Why video game movies suck

They suck for the same reason The Phantom Menace sucked. They’re missing a protagonist.

The protagonist in a film is there to guide the audience through the plot. They’re a third party for you to identify with, cheer on, and eventually see succeed. But the player in a game is not someone who you identify with, they’re someone whose identity you assume, and the agency that affords you leaves little room for the drama you get in films.

You’ve been put into the shoes of the protagonist, but you end up directing the game’s action, rather than just acting out a small part of it. Start and Pause are your Action! and Cut!

Mel Gibson directs Braveheart. Photo by Andrew Cooper

Photo by Andrew Cooper

Well you’re actually closer to a cameraman than a director. Your job is to reveal the game designer’s story through cunning and the skilful application of your tools. Over and over again, until the game decides you’re ready to progress to the next scene. Your character is irrelevant.

A film’s audience never feel in control of the characters on screen. Dramatic tension comes from the constant reminder that good guys might fail. That’s the whole basis for suspense, and the sense of vindication you get at the happy ending. You have to believe that the protagonists can falter for it to be a relief when they don’t. You have to know that if they don’t succeed, there’d be nothing you could do to stop it.

Rather than building tension, the prospect of failure in games produces only frustration and tedium, leading to endless “restart from last checkpoint”s and “just one more go”s

And there’s little room left for a story arc. You’re put straight into the action, and it’s usually pretty unrelenting until the game ends. There’s no buildup, and no pacing, just lots and lots of shooting and a bit of levelling up.

And this is all fun, but it really doesn’t translate to cinema.

Avoiding the game movie trap

So how can filmmakers adapt games without pissing on their magic. Some games boast fabulously rich storytelling that’s ripe for adaptation.

One way might be to step away from the game’s protagonist. The best game storylines have secondary characters that are far more rich and nuanced than the player. Think Durandal or Paul Denton. Arguably, these characters are the game’s story, even if it’s usually told in terms of the player.

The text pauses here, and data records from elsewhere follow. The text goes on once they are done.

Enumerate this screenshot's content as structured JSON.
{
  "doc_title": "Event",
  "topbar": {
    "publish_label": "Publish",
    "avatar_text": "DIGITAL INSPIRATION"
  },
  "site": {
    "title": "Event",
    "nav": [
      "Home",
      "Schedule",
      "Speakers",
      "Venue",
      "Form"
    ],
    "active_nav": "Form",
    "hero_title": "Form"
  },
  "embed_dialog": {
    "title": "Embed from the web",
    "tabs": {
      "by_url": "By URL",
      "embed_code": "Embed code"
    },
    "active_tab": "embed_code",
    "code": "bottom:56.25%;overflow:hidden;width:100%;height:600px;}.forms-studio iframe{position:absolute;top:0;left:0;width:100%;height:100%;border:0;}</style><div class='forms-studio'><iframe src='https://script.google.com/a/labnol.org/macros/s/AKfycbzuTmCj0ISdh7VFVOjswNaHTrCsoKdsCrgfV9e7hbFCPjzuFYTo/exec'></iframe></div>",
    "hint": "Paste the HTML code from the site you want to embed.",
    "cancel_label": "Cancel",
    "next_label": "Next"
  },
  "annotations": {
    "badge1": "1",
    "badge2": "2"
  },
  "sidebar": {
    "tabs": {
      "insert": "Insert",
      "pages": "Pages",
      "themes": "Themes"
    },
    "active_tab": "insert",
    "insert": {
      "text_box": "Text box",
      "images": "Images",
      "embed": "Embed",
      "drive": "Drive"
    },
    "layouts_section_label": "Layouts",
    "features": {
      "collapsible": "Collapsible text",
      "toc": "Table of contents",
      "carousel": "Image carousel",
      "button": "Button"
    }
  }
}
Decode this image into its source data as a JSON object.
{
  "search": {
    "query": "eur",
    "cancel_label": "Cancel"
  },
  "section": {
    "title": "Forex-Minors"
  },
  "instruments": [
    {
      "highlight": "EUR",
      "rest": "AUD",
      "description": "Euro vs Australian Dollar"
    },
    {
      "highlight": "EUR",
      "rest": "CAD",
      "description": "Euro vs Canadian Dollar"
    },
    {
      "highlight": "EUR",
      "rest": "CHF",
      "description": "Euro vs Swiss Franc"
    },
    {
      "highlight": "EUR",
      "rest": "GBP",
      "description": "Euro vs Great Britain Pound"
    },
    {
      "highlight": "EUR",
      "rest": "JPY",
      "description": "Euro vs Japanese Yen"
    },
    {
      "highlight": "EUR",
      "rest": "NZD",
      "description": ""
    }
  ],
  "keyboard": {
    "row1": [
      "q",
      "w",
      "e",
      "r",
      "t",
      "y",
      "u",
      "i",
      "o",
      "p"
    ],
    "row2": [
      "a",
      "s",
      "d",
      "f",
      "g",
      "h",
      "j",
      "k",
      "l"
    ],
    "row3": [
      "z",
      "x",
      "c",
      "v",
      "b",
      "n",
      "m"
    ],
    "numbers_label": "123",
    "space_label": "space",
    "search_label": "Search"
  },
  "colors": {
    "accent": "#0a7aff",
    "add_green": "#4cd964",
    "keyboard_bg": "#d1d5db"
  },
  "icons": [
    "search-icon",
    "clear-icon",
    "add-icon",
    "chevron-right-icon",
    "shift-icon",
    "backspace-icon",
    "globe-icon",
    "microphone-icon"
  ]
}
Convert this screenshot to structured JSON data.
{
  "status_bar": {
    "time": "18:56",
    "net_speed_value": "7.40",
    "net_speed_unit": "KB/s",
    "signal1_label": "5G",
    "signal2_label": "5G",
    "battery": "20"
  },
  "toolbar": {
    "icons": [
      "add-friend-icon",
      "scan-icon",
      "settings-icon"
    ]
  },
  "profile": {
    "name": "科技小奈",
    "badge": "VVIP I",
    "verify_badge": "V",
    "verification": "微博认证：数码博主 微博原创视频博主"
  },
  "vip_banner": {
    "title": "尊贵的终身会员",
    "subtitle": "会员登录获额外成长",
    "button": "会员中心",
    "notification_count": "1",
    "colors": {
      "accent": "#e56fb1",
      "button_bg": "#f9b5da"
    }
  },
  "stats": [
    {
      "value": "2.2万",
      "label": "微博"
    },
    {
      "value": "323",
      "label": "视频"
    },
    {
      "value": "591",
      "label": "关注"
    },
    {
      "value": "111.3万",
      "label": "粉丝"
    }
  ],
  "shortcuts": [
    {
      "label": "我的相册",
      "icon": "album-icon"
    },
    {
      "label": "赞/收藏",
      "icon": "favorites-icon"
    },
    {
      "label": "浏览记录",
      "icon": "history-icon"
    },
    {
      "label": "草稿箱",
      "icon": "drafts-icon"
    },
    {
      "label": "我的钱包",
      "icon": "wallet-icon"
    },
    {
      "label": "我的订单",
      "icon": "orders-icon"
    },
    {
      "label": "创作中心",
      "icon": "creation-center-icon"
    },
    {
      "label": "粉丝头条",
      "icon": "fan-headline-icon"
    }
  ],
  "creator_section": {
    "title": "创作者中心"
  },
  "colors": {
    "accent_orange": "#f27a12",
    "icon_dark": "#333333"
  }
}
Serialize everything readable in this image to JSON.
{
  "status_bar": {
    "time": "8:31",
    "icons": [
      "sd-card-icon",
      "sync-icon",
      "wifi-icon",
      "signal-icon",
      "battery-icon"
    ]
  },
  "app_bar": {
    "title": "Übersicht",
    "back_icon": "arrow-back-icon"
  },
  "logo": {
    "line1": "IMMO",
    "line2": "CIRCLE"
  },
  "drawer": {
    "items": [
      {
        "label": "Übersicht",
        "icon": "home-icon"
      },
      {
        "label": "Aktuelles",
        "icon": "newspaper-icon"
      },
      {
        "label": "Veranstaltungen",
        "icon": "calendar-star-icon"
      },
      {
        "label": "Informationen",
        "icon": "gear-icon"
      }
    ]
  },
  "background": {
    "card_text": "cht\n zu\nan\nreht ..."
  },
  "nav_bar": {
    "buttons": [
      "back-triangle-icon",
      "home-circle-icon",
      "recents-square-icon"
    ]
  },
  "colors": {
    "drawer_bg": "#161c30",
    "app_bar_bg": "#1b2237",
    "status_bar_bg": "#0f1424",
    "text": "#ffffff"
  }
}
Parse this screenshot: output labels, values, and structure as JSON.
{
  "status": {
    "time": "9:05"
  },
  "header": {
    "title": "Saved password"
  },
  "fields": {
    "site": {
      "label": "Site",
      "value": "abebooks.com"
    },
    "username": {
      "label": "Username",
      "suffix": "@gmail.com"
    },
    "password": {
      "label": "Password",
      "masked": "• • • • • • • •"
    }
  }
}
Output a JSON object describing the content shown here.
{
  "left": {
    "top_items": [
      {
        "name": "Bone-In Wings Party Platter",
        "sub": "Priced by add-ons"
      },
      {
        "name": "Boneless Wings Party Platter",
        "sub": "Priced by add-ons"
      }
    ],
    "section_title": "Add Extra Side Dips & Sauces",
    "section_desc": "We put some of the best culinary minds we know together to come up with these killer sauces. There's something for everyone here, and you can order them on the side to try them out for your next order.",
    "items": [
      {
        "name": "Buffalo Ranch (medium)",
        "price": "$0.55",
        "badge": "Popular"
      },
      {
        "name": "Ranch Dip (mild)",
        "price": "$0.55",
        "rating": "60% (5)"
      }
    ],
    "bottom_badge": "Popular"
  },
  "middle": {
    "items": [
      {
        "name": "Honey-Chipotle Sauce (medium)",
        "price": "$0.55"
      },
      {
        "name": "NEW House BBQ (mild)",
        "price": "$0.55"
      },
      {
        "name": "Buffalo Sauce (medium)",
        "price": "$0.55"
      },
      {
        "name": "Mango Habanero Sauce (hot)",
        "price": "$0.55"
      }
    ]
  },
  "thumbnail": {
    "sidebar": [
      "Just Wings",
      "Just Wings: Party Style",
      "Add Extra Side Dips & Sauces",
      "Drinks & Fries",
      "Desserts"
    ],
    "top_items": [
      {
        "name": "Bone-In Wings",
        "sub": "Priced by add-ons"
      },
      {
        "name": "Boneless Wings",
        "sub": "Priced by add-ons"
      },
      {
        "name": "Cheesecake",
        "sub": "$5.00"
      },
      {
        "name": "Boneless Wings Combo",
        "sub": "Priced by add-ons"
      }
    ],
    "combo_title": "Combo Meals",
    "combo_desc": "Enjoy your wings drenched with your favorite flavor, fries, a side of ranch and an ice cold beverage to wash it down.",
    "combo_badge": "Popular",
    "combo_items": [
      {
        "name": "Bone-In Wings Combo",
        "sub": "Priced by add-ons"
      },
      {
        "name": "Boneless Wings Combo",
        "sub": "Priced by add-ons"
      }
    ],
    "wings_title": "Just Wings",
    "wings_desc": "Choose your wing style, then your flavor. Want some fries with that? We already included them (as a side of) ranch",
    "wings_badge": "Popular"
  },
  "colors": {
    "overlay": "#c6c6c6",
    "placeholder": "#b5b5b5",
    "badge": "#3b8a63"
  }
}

Ignoring the player character lets you bypass a lot of the baggage and expectations of a game, and focus on a story that can go deep. Many games go to great lengths to remove any depth from the main character, so that the player can more comfortably project their own personalities on to them, but this is suicide for movie storytelling.

Now, I suppose all this might not apply to all game genres. The dynamics of an FPS present very different challenges to a would-be filmmaker than an RPG, strategy game or puzzler might. But I think the treatment of characters, or lack thereof, is critical to the success of any adaptation, and the main character is usually not your best bet.